Michael Tucker is known for his documentary Gunner Palace along with other projects.  Gunner Palace was in fact one of the first documentaries on the Iraq war.  When making that film, he was conscious it was a soldier's story.  Gunner himself was in the military; thus, he knew the story already.  He appreciates how different filmmakers provide different perspectives on this war.  He is now working on another film titled Bulletproof Salesman; about a man who sales armoured cars to important figures in the Middle East.   From the clips Tucker shared with us, it is evident this film will have lots to contribute on the subject of the war and its impact on the economy of the countries involved.
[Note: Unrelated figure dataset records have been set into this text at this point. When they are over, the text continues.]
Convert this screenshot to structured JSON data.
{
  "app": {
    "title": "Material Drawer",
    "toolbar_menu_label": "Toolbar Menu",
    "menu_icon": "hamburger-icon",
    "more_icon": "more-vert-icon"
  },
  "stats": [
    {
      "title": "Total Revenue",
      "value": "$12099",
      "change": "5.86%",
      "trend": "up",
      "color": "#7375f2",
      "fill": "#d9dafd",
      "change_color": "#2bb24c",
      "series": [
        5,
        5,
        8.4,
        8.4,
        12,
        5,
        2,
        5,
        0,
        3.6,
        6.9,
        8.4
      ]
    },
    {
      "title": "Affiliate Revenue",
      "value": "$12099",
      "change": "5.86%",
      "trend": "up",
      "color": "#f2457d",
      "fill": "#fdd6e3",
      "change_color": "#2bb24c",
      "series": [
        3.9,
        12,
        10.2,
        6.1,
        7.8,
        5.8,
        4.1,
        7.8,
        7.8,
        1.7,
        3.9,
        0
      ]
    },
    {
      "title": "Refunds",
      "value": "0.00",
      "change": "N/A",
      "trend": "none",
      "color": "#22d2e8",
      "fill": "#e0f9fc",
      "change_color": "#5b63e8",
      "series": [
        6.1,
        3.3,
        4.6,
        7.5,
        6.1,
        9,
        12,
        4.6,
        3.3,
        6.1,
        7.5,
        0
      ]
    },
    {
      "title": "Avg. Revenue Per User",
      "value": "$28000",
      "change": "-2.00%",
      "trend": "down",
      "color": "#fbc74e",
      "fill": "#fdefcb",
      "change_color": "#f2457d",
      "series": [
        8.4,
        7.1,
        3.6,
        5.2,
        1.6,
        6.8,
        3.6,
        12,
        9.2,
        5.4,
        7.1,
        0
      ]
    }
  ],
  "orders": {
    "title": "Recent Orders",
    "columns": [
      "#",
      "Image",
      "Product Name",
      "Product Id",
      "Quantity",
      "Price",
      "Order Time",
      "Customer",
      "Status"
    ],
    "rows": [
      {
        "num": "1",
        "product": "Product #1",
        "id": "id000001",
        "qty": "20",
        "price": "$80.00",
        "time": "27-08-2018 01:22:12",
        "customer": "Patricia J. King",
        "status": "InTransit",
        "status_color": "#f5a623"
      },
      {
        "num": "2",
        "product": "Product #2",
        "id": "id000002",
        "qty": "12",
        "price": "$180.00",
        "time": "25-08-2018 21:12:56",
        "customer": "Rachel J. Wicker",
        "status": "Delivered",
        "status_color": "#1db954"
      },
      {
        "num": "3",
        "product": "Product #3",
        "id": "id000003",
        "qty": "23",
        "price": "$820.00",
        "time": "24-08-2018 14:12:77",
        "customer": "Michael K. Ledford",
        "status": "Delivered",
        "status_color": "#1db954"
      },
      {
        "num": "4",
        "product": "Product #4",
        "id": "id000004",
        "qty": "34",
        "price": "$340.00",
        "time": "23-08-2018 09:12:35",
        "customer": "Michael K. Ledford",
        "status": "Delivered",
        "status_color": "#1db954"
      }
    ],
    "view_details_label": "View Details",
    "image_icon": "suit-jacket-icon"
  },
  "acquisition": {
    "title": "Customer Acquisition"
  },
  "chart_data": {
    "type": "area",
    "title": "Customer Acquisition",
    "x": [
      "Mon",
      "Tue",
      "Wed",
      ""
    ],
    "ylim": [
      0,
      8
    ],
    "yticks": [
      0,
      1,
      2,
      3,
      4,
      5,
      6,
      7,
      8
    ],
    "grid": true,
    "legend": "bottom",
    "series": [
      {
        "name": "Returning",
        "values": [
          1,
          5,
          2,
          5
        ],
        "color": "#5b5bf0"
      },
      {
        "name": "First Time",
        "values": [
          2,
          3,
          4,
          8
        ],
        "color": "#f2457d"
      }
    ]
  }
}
The discussion continued to the idea that protesting against war "is not good for business," as Donahue stated.  It is difficult to sell films that are dark.  Unfortunately, people still have the idea that film is a form of entertainment and this is why documentaries do not get the attention the deserve.  Even in documentary filmmaking, Tucker says, "there is pressure to make it emotional and entertaining."

The film Body of War still has no distributor but both Donahue and Spiro hope this festival will be a vehicle to have it picked up by someone.   In the case of Tucker's Bulletproof Salesman, he hopes to finish shooting in Afghanistan and show it at Sundance next year.  The idea is to continue making these films because there is a serious need to inform the world of the consequences and casualties of war.